The scarcity of reliable HIV-prevalence data in the country has made it difficult to get an accurate picture of the state of the HIV epidemic, an official of the NAC has revealed.
Juanita Ramirez is the Commissioner responsible for Partnerships who made the revelation on Tuesday at the Board of Directors of the NAC meeting chaired by President Ellen Johnson-Sirleaf in the C. Cecil Dennis Auditorium at the Ministry of Foreign Affairs in Monrovia.
Reading from NAC updated report, Commissioner Ramirez disclosed, among other things that, already there are over 33,600 people living with HIV/AIDS in Liberia.

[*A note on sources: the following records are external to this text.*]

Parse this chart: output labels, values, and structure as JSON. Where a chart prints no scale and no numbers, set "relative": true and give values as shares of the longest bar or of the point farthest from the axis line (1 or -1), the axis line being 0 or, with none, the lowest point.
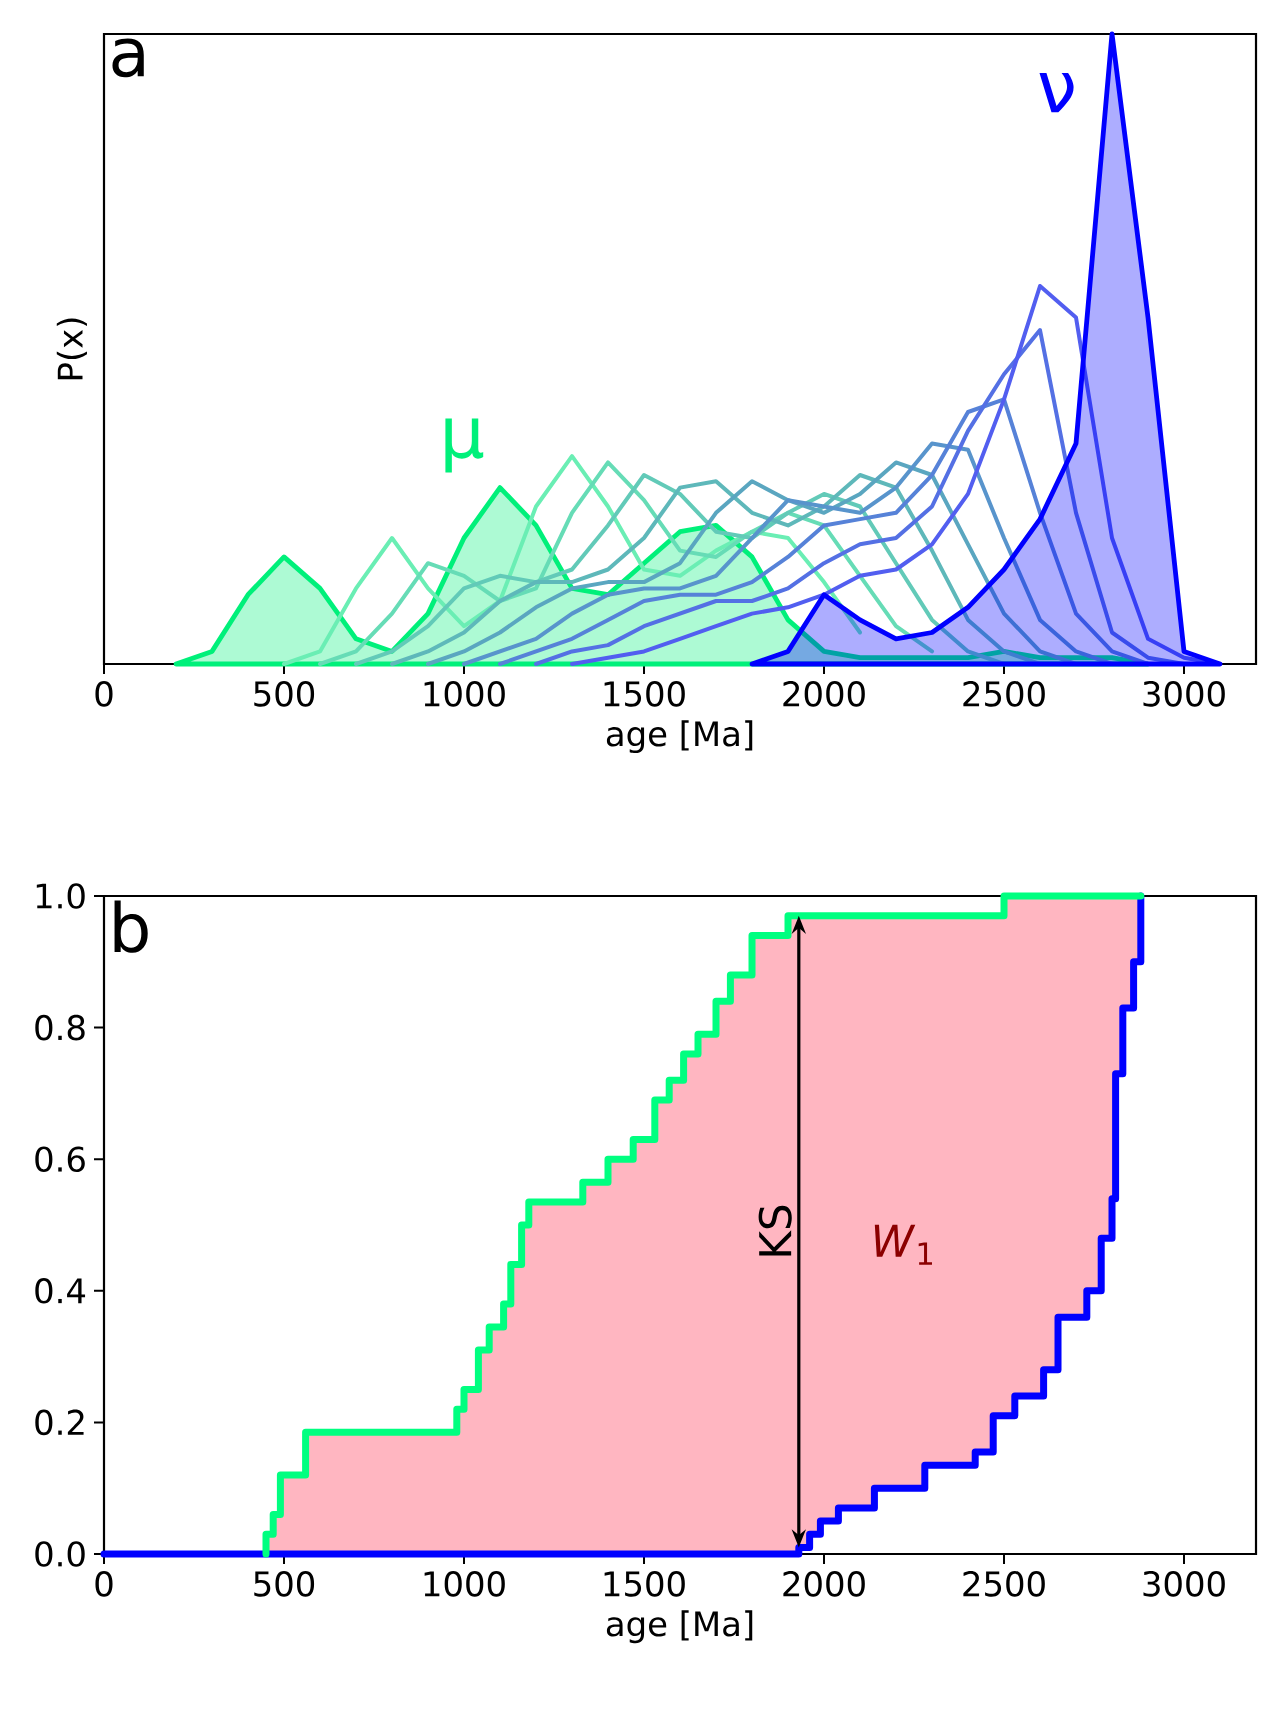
{
  "chart_data": [
    {
      "type": "line",
      "title": "a",
      "xlabel": "age [Ma]",
      "ylabel": "P(x)",
      "relative": true,
      "tick_labels": "x",
      "xlim": [
        0,
        3200
      ],
      "xticks": [
        0,
        500,
        1000,
        1500,
        2000,
        2500,
        3000
      ],
      "x": [
        200,
        300,
        400,
        500,
        600,
        700,
        800,
        900,
        1000,
        1100,
        1200,
        1300,
        1400,
        1500,
        1600,
        1700,
        1800,
        1900,
        2000,
        2100,
        2200,
        2300,
        2400,
        2500,
        2600,
        2700,
        2800,
        2900,
        3000,
        3100
      ],
      "series": [
        {
          "name": "μ",
          "type": "area",
          "color": "#00f07a",
          "values": [
            0,
            0.02,
            0.11,
            0.17,
            0.12,
            0.04,
            0.02,
            0.08,
            0.2,
            0.28,
            0.22,
            0.12,
            0.11,
            0.16,
            0.21,
            0.22,
            0.17,
            0.07,
            0.02,
            0.01,
            0.01,
            0.01,
            0.01,
            0.02,
            0.01,
            0.01,
            0.01,
            0,
            null,
            null
          ]
        },
        {
          "color": "#6aeeb4",
          "values": [
            null,
            null,
            null,
            0,
            0.02,
            0.12,
            0.2,
            0.12,
            0.06,
            0.1,
            0.25,
            0.33,
            0.25,
            0.15,
            0.14,
            0.18,
            0.21,
            0.2,
            0.13,
            0.05,
            null,
            null,
            null,
            null,
            null,
            null,
            null,
            null,
            null,
            null
          ]
        },
        {
          "color": "#66dcb6",
          "values": [
            null,
            null,
            null,
            null,
            0,
            0.02,
            0.08,
            0.16,
            0.14,
            0.1,
            0.12,
            0.24,
            0.32,
            0.26,
            0.18,
            0.17,
            0.21,
            0.24,
            0.22,
            0.14,
            0.06,
            0.02,
            null,
            null,
            null,
            null,
            null,
            null,
            null,
            null
          ]
        },
        {
          "color": "#62cab8",
          "values": [
            null,
            null,
            null,
            null,
            null,
            0,
            0.02,
            0.06,
            0.12,
            0.14,
            0.13,
            0.15,
            0.22,
            0.3,
            0.27,
            0.21,
            0.2,
            0.24,
            0.27,
            0.25,
            0.16,
            0.07,
            0.02,
            0,
            null,
            null,
            null,
            null,
            null,
            null
          ]
        },
        {
          "color": "#5eb8ba",
          "values": [
            null,
            null,
            null,
            null,
            null,
            null,
            0,
            0.02,
            0.05,
            0.1,
            0.13,
            0.13,
            0.15,
            0.2,
            0.28,
            0.29,
            0.24,
            0.22,
            0.25,
            0.3,
            0.28,
            0.18,
            0.07,
            0.02,
            0,
            null,
            null,
            null,
            null,
            null
          ]
        },
        {
          "color": "#5aa6c0",
          "values": [
            null,
            null,
            null,
            null,
            null,
            null,
            null,
            0,
            0.02,
            0.05,
            0.09,
            0.12,
            0.13,
            0.13,
            0.16,
            0.24,
            0.29,
            0.26,
            0.24,
            0.27,
            0.32,
            0.3,
            0.19,
            0.08,
            0.02,
            0,
            null,
            null,
            null,
            null
          ]
        },
        {
          "color": "#5894cc",
          "values": [
            null,
            null,
            null,
            null,
            null,
            null,
            null,
            null,
            0,
            0.02,
            0.04,
            0.08,
            0.11,
            0.12,
            0.12,
            0.14,
            0.2,
            0.26,
            0.25,
            0.24,
            0.28,
            0.35,
            0.34,
            0.2,
            0.07,
            0.02,
            0,
            null,
            null,
            null
          ]
        },
        {
          "color": "#5682d8",
          "values": [
            null,
            null,
            null,
            null,
            null,
            null,
            null,
            null,
            null,
            0,
            0.02,
            0.04,
            0.07,
            0.1,
            0.11,
            0.11,
            0.13,
            0.17,
            0.22,
            0.23,
            0.24,
            0.3,
            0.4,
            0.42,
            0.24,
            0.08,
            0.02,
            0,
            null,
            null
          ]
        },
        {
          "color": "#5470e4",
          "values": [
            null,
            null,
            null,
            null,
            null,
            null,
            null,
            null,
            null,
            null,
            0,
            0.02,
            0.03,
            0.06,
            0.08,
            0.1,
            0.1,
            0.12,
            0.16,
            0.19,
            0.2,
            0.25,
            0.37,
            0.46,
            0.53,
            0.24,
            0.05,
            0.01,
            0,
            null
          ]
        },
        {
          "color": "#525ef0",
          "values": [
            null,
            null,
            null,
            null,
            null,
            null,
            null,
            null,
            null,
            null,
            null,
            0,
            0.01,
            0.02,
            0.04,
            0.06,
            0.08,
            0.09,
            0.11,
            0.14,
            0.15,
            0.19,
            0.27,
            0.42,
            0.6,
            0.55,
            0.2,
            0.04,
            0.01,
            0
          ]
        },
        {
          "name": "ν",
          "type": "area",
          "color": "#0000ff",
          "values": [
            null,
            null,
            null,
            null,
            null,
            null,
            null,
            null,
            null,
            null,
            null,
            null,
            null,
            null,
            null,
            null,
            0,
            0.02,
            0.11,
            0.07,
            0.04,
            0.05,
            0.09,
            0.15,
            0.23,
            0.35,
            1,
            0.55,
            0.02,
            0
          ]
        }
      ]
    },
    {
      "type": "line",
      "title": "b",
      "xlabel": "age [Ma]",
      "xlim": [
        0,
        3200
      ],
      "xticks": [
        0,
        500,
        1000,
        1500,
        2000,
        2500,
        3000
      ],
      "ylim": [
        0,
        1
      ],
      "yticks": [
        {
          "value": 0,
          "label": "0.0"
        },
        0.2,
        0.4,
        0.6,
        0.8,
        {
          "value": 1,
          "label": "1.0"
        }
      ],
      "series": [
        {
          "color": "#0000ff",
          "x": [
            0,
            1930,
            1930,
            1960,
            1960,
            1990,
            1990,
            2040,
            2040,
            2140,
            2140,
            2280,
            2280,
            2420,
            2420,
            2470,
            2470,
            2530,
            2530,
            2610,
            2610,
            2650,
            2650,
            2730,
            2730,
            2770,
            2770,
            2800,
            2800,
            2810,
            2810,
            2830,
            2830,
            2860,
            2860,
            2880,
            2880
          ],
          "values": [
            0,
            0,
            0.01,
            0.01,
            0.03,
            0.03,
            0.05,
            0.05,
            0.07,
            0.07,
            0.1,
            0.1,
            0.135,
            0.135,
            0.155,
            0.155,
            0.21,
            0.21,
            0.24,
            0.24,
            0.28,
            0.28,
            0.36,
            0.36,
            0.4,
            0.4,
            0.48,
            0.48,
            0.54,
            0.54,
            0.73,
            0.73,
            0.83,
            0.83,
            0.9,
            0.9,
            1
          ]
        },
        {
          "color": "#00ff80",
          "x": [
            450,
            450,
            470,
            470,
            490,
            490,
            560,
            560,
            980,
            980,
            1000,
            1000,
            1040,
            1040,
            1070,
            1070,
            1110,
            1110,
            1130,
            1130,
            1160,
            1160,
            1180,
            1180,
            1330,
            1330,
            1400,
            1400,
            1470,
            1470,
            1530,
            1530,
            1570,
            1570,
            1610,
            1610,
            1650,
            1650,
            1700,
            1700,
            1740,
            1740,
            1800,
            1800,
            1900,
            1900,
            2500,
            2500,
            2880
          ],
          "values": [
            0,
            0.03,
            0.03,
            0.06,
            0.06,
            0.12,
            0.12,
            0.185,
            0.185,
            0.22,
            0.22,
            0.25,
            0.25,
            0.31,
            0.31,
            0.345,
            0.345,
            0.38,
            0.38,
            0.44,
            0.44,
            0.5,
            0.5,
            0.535,
            0.535,
            0.565,
            0.565,
            0.6,
            0.6,
            0.63,
            0.63,
            0.69,
            0.69,
            0.72,
            0.72,
            0.76,
            0.76,
            0.79,
            0.79,
            0.84,
            0.84,
            0.88,
            0.88,
            0.94,
            0.94,
            0.97,
            0.97,
            1,
            1
          ]
        }
      ],
      "ref_lines": [
        {
          "axis": "x",
          "value": 1930,
          "label": "KS",
          "color": "#000000"
        }
      ],
      "annotations": [
        "*W*$_{1}$"
      ]
    }
  ]
}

According to her, the increments in the number of the people living with HIV/AIDS have increased owing to the cross-border trades or “as a result of transitional sex involving multiple partners along our ports of entries.”
This figure, she said, constituted 60% among the female sufferers.
Additionally, the Commission says 10,756 people need urgent treatment, while 6,592 are on the treatment.
During her presentation on the updates and discussions on the epidemic, Commissioner Ramirez named the impact of extreme poverty, vulnerability of young boys and girls in “transitional sex” and limited access to social services and income as some of the drivers of the HIV epidemic.
The NAC Commissioner also said the lack of low capacity of the system to deliver services and the high level of sexually transmitted infection are also among some of the contributing drivers to the epidemic.
She further said the high level of informal multiple and concurrent partnerships and low decision-making of women and girls are also responsible for the spread of the virus.
Discussing the generalized HIV infection rates in Liberia, Commissioner Ramirez said out of the 33,671 people living with HIV/AIDS 1,684 pregnant women are living with HIV, while 1,325 new HIV infections have been discovered.
The NAC says the overall HIV rate among women is higher (1.8%) than among men (1.2%), revealing higher vulnerability of women to HIV infection. Furthermore, the Liberia Demographic and Health Survey (LDHS) data of 2007 revealed significant differences between urban and rural settings, with overall HIV rates in urban areas at 2.5 percent (and 2.9% in Monrovia) against only 0.8 percent in rural areas.
The Commissioner however admitted that with support from development and collaborating partners, Liberia has made tremendous progress in its response to the HIV and AIDS prevention, care, treatment and support programs to unprecedented level.